I'm curious if anyone has a solid method for enabling BitLocker and saving the recovery keys in Active Directory strictly through a Group Policy Object (GPO) instead of using Intune. I'm currently testing this with a GPO that runs a PowerShell script at startup, which is supposed to store the details in AD. However, I'm only getting it to the stage where it says 'BitLocker waiting for activation.' Here's the script I'm using:
```powershell
$logPath = "C:BitLocker-Startup-Log.txt"
$timestamp = Get-Date -Format "yyyy-MM-dd HH:mm:ss"
Add-Content -Path $logPath -Value "$timestamp - Script started."
$BLV = Get-BitLockerVolume -MountPoint "C:"
if ($BLV.VolumeStatus -eq "FullyDecrypted") {
Add-Content -Path $logPath -Value "$timestamp - BitLocker not enabled. Enabling now..."
Enable-BitLocker -MountPoint "C:" -EncryptionMethod XtsAes256 -UsedSpaceOnly -TpmProtector
Add-Content -Path $logPath -Value "$timestamp - BitLocker encryption started."
} else {
Add-Content -Path $logPath -Value "$timestamp - BitLocker already enabled."
}
```
Any advice or tips would be greatly appreciated!
2 Answers
Hey, you don't need to reinvent the wheel here! There are pre-existing GPO settings for BitLocker to help store the recovery keys in Active Directory without the need to use scripts. Just check out the built-in BitLocker management settings in GPOs.

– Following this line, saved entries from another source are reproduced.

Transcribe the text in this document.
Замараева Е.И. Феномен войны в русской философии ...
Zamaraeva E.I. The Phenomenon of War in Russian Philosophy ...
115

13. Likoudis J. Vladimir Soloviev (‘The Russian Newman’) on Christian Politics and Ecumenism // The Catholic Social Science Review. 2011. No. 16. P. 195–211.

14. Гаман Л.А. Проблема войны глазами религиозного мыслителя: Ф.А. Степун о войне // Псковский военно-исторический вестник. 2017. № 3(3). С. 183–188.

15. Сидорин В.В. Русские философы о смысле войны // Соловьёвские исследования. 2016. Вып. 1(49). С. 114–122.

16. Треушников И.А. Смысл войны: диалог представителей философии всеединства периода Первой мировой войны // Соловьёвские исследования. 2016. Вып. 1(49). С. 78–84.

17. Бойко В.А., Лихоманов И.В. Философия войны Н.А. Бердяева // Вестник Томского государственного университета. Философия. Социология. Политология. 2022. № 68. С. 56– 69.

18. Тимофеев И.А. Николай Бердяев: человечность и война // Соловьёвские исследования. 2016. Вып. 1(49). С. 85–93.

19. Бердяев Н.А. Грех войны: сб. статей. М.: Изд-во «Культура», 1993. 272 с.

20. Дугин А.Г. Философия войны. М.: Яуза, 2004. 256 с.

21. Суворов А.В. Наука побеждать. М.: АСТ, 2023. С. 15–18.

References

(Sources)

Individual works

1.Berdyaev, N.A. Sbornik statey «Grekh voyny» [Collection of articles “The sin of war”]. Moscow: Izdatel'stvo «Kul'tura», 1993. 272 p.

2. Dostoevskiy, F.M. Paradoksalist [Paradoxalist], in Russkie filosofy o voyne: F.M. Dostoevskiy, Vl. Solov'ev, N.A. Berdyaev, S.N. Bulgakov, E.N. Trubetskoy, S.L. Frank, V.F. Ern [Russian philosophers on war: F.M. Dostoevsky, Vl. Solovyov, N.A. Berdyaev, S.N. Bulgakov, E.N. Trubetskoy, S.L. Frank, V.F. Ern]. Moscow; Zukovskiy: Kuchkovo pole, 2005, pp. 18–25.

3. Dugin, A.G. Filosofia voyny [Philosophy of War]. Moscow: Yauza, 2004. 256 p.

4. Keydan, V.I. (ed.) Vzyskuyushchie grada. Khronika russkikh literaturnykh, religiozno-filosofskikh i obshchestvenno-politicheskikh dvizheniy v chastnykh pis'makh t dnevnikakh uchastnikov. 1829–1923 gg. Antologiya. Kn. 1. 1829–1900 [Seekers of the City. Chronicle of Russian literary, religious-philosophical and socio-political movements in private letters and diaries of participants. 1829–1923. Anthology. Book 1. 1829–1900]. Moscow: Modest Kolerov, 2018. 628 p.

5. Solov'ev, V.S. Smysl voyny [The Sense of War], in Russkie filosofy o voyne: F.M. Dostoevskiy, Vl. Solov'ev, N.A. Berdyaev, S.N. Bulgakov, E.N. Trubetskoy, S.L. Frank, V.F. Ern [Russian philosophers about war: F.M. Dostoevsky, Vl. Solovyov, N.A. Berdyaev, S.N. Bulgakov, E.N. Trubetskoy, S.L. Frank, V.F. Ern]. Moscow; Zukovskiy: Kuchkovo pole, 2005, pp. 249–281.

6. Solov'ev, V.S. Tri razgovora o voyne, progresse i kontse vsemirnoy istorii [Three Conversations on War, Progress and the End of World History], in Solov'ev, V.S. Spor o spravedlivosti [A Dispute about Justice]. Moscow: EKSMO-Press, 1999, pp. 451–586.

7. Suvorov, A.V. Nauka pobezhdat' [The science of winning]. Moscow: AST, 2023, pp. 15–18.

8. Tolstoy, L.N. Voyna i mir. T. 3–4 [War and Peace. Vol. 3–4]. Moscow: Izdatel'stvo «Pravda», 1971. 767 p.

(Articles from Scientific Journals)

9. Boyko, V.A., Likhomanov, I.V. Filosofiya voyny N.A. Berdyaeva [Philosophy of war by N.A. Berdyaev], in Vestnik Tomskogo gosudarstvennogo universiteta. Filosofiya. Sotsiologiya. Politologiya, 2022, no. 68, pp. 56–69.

Are you trying to accomplish something specific that the GPOs won't help with? Because BitLocker already has GPO options built-in for enabling it. It might simplify things if you use those.
No special case, just want it enabled and keys saved in AD. I'd prefer it only activates if there's a change detected—don't want it popping up at every reboot (which is rare around here, lol). But I read that GPO doesn’t enable it automatically.